Navigating the new digital divide
Capitalising on digital influence in retail
For the third year, Deloitte Digital conducted a survey with thousands of consumers to understand how they engage with digital when shopping, and to quantify how these interactions influence their in-store purchase behavior. This year, and over two million data points later, the continuing growth of digital influence is resulting in a widening divide between consumers’ digital expectations and retailers’ ability to deliver on them.
Digital interactions are expected to influence 64 cents of every dollar spent in retail stores by the end of 2015, or $2.2 trillion. While the upward trend in overall digital usage has accelerated since Deloitte Digital began tracking and measuring its influence on retail sales in 2012, this year’s study uncovered dramatic new behaviors, including:
- Digitally-influenced consumers buy more and spend more. Consumers who use digital while they shop in-store convert at a 20 percent higher rate compared to those who do not use digital as part of the shopping process.
- Not all categories are equal. Shoppers are defining their own journeys, and more often, are doing this at the category or even the product level. With digital influence ranging from 31 percent for the food and beverage category all the way up to 62 percent for electronics, the variation is clear: category by category, shoppers curate different shopping experiences using digital.

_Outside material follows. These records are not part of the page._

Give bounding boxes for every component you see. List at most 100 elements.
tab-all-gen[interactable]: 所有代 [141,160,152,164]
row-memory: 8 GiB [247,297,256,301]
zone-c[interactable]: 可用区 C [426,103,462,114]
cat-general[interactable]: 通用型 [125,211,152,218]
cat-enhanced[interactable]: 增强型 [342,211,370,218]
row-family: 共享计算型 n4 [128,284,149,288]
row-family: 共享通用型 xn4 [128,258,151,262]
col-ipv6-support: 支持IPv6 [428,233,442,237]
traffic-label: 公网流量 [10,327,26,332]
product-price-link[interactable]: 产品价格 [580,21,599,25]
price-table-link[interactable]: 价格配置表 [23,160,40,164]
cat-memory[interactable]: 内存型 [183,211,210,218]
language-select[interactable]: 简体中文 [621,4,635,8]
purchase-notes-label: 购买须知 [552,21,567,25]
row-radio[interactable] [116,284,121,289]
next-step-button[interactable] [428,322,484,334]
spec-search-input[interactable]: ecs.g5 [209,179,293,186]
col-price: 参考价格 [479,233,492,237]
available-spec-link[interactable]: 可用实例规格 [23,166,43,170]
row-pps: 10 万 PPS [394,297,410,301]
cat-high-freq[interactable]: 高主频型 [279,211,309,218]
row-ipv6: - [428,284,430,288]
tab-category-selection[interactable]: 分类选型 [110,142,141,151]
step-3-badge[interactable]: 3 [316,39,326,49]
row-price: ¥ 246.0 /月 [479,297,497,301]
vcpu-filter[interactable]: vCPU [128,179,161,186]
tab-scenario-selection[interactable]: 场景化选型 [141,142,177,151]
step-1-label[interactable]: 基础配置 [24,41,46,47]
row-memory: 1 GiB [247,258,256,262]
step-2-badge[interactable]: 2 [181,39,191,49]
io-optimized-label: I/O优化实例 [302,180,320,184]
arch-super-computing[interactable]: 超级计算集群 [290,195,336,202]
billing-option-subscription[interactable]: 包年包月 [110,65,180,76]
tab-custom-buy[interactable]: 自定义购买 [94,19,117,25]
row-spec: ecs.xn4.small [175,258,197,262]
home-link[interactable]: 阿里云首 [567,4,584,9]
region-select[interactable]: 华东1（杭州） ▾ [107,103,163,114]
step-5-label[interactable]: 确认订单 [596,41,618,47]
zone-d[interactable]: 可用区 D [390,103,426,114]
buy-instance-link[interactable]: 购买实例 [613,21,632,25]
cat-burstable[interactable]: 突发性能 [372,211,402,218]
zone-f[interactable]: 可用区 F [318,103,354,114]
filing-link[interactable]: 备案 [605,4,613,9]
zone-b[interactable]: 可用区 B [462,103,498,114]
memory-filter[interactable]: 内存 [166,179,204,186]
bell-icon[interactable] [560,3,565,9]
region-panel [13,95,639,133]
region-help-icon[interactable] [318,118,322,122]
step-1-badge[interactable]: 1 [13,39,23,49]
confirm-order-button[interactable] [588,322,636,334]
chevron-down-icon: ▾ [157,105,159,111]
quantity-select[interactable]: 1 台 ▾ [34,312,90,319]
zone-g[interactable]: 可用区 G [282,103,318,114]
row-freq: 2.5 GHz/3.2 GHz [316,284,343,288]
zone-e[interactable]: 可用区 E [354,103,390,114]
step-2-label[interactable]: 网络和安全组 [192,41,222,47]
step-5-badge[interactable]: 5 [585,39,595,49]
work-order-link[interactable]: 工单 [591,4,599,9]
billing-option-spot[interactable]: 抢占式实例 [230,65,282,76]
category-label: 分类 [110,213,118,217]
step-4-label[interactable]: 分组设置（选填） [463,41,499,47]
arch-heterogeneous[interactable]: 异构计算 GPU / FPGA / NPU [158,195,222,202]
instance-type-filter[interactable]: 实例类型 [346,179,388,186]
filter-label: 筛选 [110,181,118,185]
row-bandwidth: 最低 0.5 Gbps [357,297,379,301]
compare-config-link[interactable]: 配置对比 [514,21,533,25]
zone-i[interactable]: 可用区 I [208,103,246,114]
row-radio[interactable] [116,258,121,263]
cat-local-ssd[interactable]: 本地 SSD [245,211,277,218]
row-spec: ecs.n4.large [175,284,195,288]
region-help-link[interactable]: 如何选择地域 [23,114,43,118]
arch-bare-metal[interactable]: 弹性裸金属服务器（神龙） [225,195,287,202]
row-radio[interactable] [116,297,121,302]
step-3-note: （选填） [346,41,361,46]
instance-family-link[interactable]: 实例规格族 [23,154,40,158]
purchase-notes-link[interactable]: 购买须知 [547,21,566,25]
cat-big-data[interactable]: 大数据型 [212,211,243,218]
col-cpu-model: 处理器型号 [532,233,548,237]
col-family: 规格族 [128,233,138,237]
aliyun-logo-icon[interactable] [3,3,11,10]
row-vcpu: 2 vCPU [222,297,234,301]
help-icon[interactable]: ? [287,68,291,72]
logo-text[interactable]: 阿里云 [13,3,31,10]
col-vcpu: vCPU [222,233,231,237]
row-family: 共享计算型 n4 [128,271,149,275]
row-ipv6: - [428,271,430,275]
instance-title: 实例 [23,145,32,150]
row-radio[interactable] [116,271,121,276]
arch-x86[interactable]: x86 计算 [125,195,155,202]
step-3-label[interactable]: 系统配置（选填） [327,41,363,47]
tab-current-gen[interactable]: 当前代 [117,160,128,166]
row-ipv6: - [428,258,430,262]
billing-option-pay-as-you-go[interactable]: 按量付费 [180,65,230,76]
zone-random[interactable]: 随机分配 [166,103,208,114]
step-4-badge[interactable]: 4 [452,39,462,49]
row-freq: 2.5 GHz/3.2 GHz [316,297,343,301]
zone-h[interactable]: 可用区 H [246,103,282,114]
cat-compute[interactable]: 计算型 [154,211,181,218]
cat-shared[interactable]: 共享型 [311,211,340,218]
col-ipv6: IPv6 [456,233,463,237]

- Consumers are hunters, not gatherers, once they arrive at the store. Nearly 8 in 10 consumers (76 percent) surveyed interact with brands or products before arriving at the store, and are therefore making digitally-influenced decisions much earlier in the shopping process.
Capitalizing on digital influence in retail
The results are clear: digital influence continues to accelerate and shift the ground under the feet of retailers large and small alike. This survey was commissioned by Deloitte Digital and studied over 3,000 US consumers in late 2014-early 2015. Data were collected and weighted to be representative of the US Census for gender, age, income, and ethnicity.